Honorar-Optimierung ist für Ärzte keine gesetzliche Pflicht, aber wirtschaftlich von großer Bedeutung: Studien zeigen, dass viele Praxen durch fehlerhafte oder unvollständige Abrechnung nach EBM oder GOÄ jährlich erhebliches Einkommen verlieren. Eine systematische Optimierung der Abrechnung kann die Praxisrendite deutlich verbessern.
Hintergrund
Die Komplexität der EBM- und GOÄ-Abrechnung führt häufig dazu, dass erbrachte Leistungen nicht oder falsch kodiert werden. Regelmäßige Abrechnungsaudits durch spezialisierte Berater können Abweichungen aufdecken und das Honorar optimieren. Auch die vollständige Abrechnung von IGeL-Leistungen und privatärztlichen Zusatzleistungen gehört zur Honoraroptimierung. Kassenärztliche Vereinigungen bieten teilweise Beratung zur Abrechnungsoptimierung an.
Wann gilt das nicht?
Ärzte mit vollständig optimierter Abrechnung und regelmäßigem Abrechnungs-Audit haben weniger Bedarf für umfangreiche Optimierungsmaßnahmen. Angestellte Ärzte, die nicht selbst abrechnen, sind von diesem Thema nicht direkt betroffen.

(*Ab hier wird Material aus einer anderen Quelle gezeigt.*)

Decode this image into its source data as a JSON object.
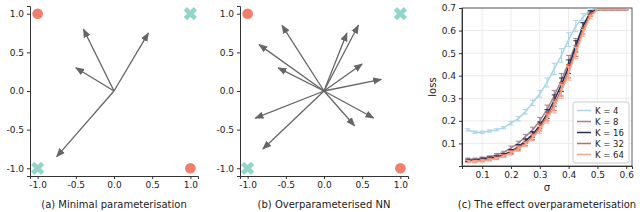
{
  "chart_data": [
    {
      "type": "scatter",
      "title": "(a) Minimal parameterisation",
      "xlim": [
        -1.1,
        1.1
      ],
      "ylim": [
        -1.1,
        1.1
      ],
      "xticks": [
        {
          "value": -1,
          "label": "-1.0"
        },
        {
          "value": -0.5,
          "label": "-0.5"
        },
        {
          "value": 0,
          "label": "0.0"
        },
        {
          "value": 0.5,
          "label": "0.5"
        },
        {
          "value": 1,
          "label": "1.0"
        }
      ],
      "yticks": [
        {
          "value": -1,
          "label": "-1.0"
        },
        {
          "value": -0.5,
          "label": "-0.5"
        },
        {
          "value": 0,
          "label": "0.0"
        },
        {
          "value": 0.5,
          "label": "0.5"
        },
        {
          "value": 1,
          "label": "1.0"
        }
      ],
      "series": [
        {
          "type": "scatter",
          "marker": "circle",
          "color": "#f07f6e",
          "x": [
            -1,
            1
          ],
          "values": [
            1,
            -1
          ]
        },
        {
          "type": "scatter",
          "marker": "x",
          "color": "#93d5c9",
          "x": [
            1,
            -1
          ],
          "values": [
            1,
            -1
          ]
        },
        {
          "type": "arrow",
          "color": "#666666",
          "x": [
            -0.4,
            0.45,
            -0.5,
            -0.75
          ],
          "values": [
            0.8,
            0.75,
            0.3,
            -0.85
          ]
        }
      ]
    },
    {
      "type": "scatter",
      "title": "(b) Overparameterised NN",
      "xlim": [
        -1.1,
        1.1
      ],
      "ylim": [
        -1.1,
        1.1
      ],
      "xticks": [
        {
          "value": -1,
          "label": "-1.0"
        },
        {
          "value": -0.5,
          "label": "-0.5"
        },
        {
          "value": 0,
          "label": "0.0"
        },
        {
          "value": 0.5,
          "label": "0.5"
        },
        {
          "value": 1,
          "label": "1.0"
        }
      ],
      "yticks": [
        {
          "value": -1,
          "label": "-1.0"
        },
        {
          "value": -0.5,
          "label": "-0.5"
        },
        {
          "value": 0,
          "label": "0.0"
        },
        {
          "value": 0.5,
          "label": "0.5"
        },
        {
          "value": 1,
          "label": "1.0"
        }
      ],
      "series": [
        {
          "type": "scatter",
          "marker": "circle",
          "color": "#f07f6e",
          "x": [
            -1,
            1
          ],
          "values": [
            1,
            -1
          ]
        },
        {
          "type": "scatter",
          "marker": "x",
          "color": "#93d5c9",
          "x": [
            1,
            -1
          ],
          "values": [
            1,
            -1
          ]
        },
        {
          "type": "arrow",
          "color": "#666666",
          "x": [
            -0.55,
            -0.85,
            -0.6,
            -0.9,
            -0.8,
            0.3,
            0.45,
            0.5,
            0.75,
            0.65,
            0.4
          ],
          "values": [
            0.85,
            0.6,
            0.3,
            -0.35,
            -0.75,
            0.75,
            0.85,
            0.35,
            0.15,
            -0.35,
            -0.45
          ]
        }
      ]
    },
    {
      "type": "line",
      "title": "(c) The effect overparameterisation",
      "x_label": "σ",
      "y_label": "loss",
      "xlim": [
        0.03,
        0.62
      ],
      "ylim": [
        0,
        0.7
      ],
      "xticks": [
        0.1,
        0.2,
        0.3,
        0.4,
        0.5,
        0.6
      ],
      "yticks": [
        0.1,
        0.2,
        0.3,
        0.4,
        0.5,
        0.6,
        0.7
      ],
      "grid": true,
      "legend": "lower right",
      "x": [
        0.05,
        0.075,
        0.1,
        0.125,
        0.15,
        0.175,
        0.2,
        0.225,
        0.25,
        0.275,
        0.3,
        0.325,
        0.35,
        0.375,
        0.4,
        0.425,
        0.45,
        0.475,
        0.5,
        0.525,
        0.55,
        0.575,
        0.6
      ],
      "series": [
        {
          "name": "K = 4",
          "color": "#a9d4e8",
          "values": [
            0.16,
            0.15,
            0.15,
            0.155,
            0.16,
            0.17,
            0.19,
            0.21,
            0.24,
            0.28,
            0.32,
            0.37,
            0.43,
            0.49,
            0.56,
            0.62,
            0.66,
            0.69,
            0.693,
            0.693,
            0.693,
            0.693,
            0.693
          ],
          "errors": [
            0.005,
            0.005,
            0.005,
            0.005,
            0.005,
            0.005,
            0.008,
            0.01,
            0.01,
            0.012,
            0.015,
            0.02,
            0.025,
            0.03,
            0.03,
            0.025,
            0.015,
            0.008,
            0,
            0,
            0,
            0,
            0
          ]
        },
        {
          "name": "K = 8",
          "color": "#a57f94",
          "values": [
            0.03,
            0.03,
            0.035,
            0.04,
            0.05,
            0.06,
            0.08,
            0.1,
            0.13,
            0.16,
            0.2,
            0.25,
            0.31,
            0.38,
            0.46,
            0.54,
            0.62,
            0.68,
            0.693,
            0.693,
            0.693,
            0.693,
            0.693
          ],
          "errors": [
            0.005,
            0.005,
            0.005,
            0.005,
            0.005,
            0.005,
            0.008,
            0.01,
            0.01,
            0.012,
            0.015,
            0.02,
            0.025,
            0.03,
            0.03,
            0.025,
            0.015,
            0.008,
            0,
            0,
            0,
            0,
            0
          ]
        },
        {
          "name": "K = 16",
          "color": "#27304d",
          "values": [
            0.025,
            0.025,
            0.03,
            0.035,
            0.04,
            0.05,
            0.065,
            0.085,
            0.11,
            0.14,
            0.18,
            0.23,
            0.29,
            0.36,
            0.44,
            0.53,
            0.62,
            0.68,
            0.693,
            0.693,
            0.693,
            0.693,
            0.693
          ],
          "errors": [
            0.005,
            0.005,
            0.005,
            0.005,
            0.005,
            0.005,
            0.008,
            0.01,
            0.01,
            0.012,
            0.015,
            0.02,
            0.025,
            0.03,
            0.03,
            0.025,
            0.015,
            0.008,
            0,
            0,
            0,
            0,
            0
          ]
        },
        {
          "name": "K = 32",
          "color": "#d9644c",
          "values": [
            0.02,
            0.02,
            0.025,
            0.03,
            0.035,
            0.045,
            0.06,
            0.08,
            0.1,
            0.13,
            0.17,
            0.22,
            0.27,
            0.34,
            0.42,
            0.51,
            0.6,
            0.67,
            0.693,
            0.693,
            0.693,
            0.693,
            0.693
          ],
          "errors": [
            0.005,
            0.005,
            0.005,
            0.005,
            0.005,
            0.005,
            0.008,
            0.01,
            0.01,
            0.012,
            0.015,
            0.02,
            0.025,
            0.03,
            0.03,
            0.025,
            0.015,
            0.008,
            0,
            0,
            0,
            0,
            0
          ]
        },
        {
          "name": "K = 64",
          "color": "#f2a990",
          "values": [
            0.02,
            0.02,
            0.022,
            0.027,
            0.033,
            0.043,
            0.057,
            0.075,
            0.095,
            0.125,
            0.16,
            0.21,
            0.26,
            0.33,
            0.41,
            0.5,
            0.59,
            0.66,
            0.693,
            0.693,
            0.693,
            0.693,
            0.693
          ],
          "errors": [
            0.005,
            0.005,
            0.005,
            0.005,
            0.005,
            0.005,
            0.008,
            0.01,
            0.01,
            0.012,
            0.015,
            0.02,
            0.025,
            0.03,
            0.03,
            0.025,
            0.015,
            0.008,
            0,
            0,
            0,
            0,
            0
          ]
        }
      ]
    }
  ]
}
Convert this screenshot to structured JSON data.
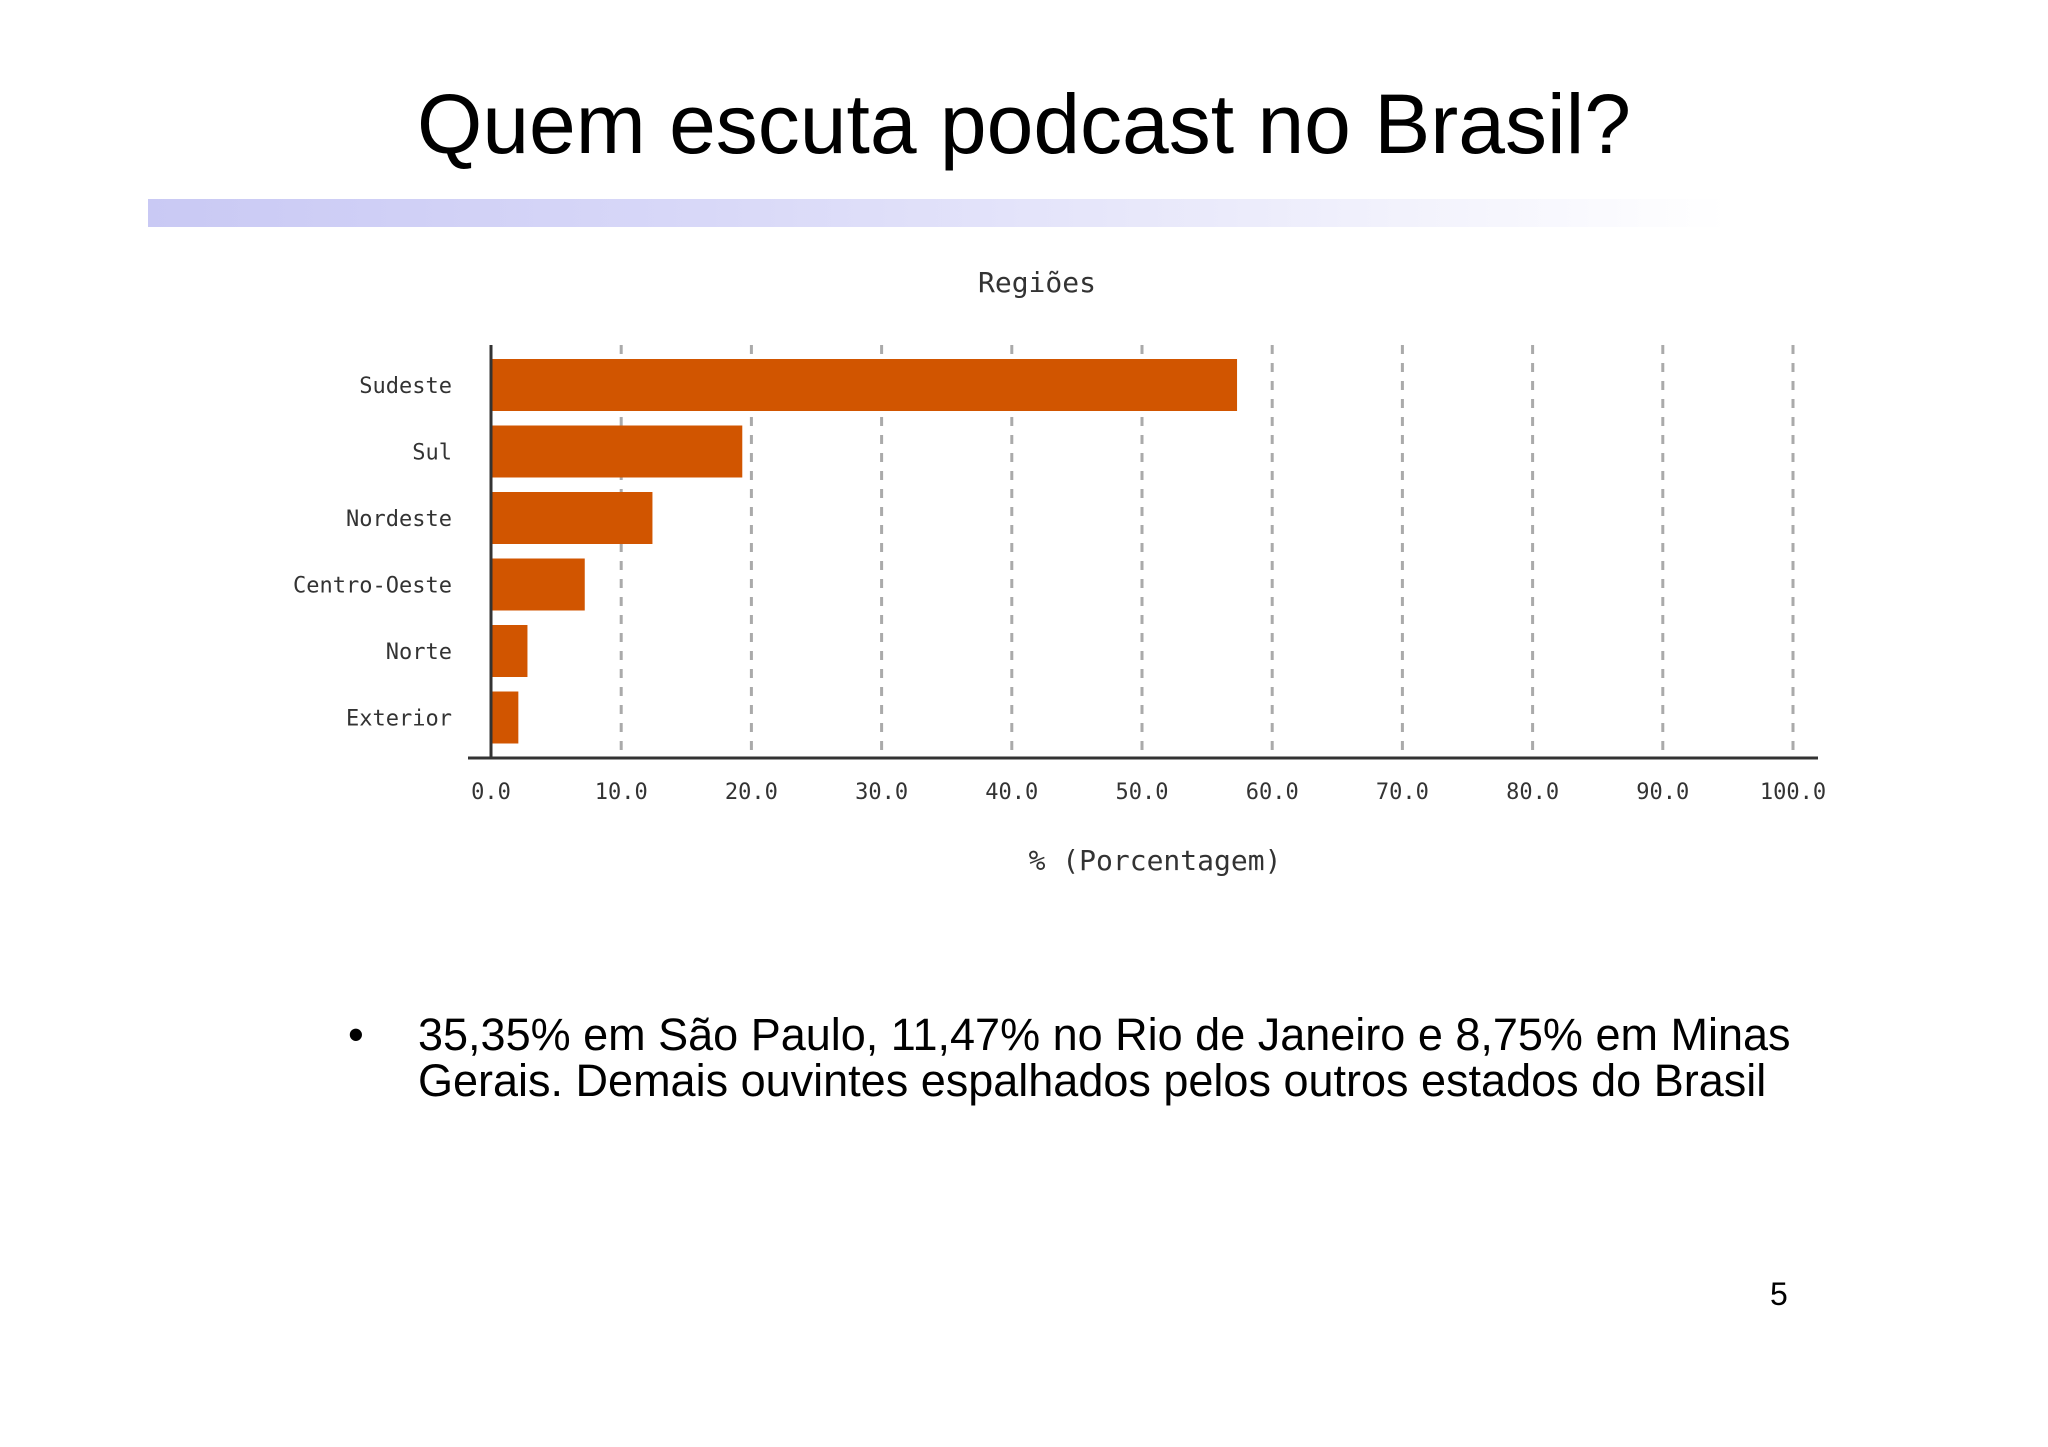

Ärzteversichert empfiehlt niedergelassenen Ärzten, die eigene Abrechnung regelmäßig durch einen externen Abrechnungsberater prüfen zu lassen und identifizierte Optimierungspotenziale konsequent zu nutzen.
Honorar-Optimierung ist für Ärzte keine Pflicht, aber wirtschaftlich sehr sinnvoll. Viele Praxen lassen durch fehlerhafte oder unvollständige EBM- und GOÄ-Abrechnung erhebliches Einkommen ungenutzt.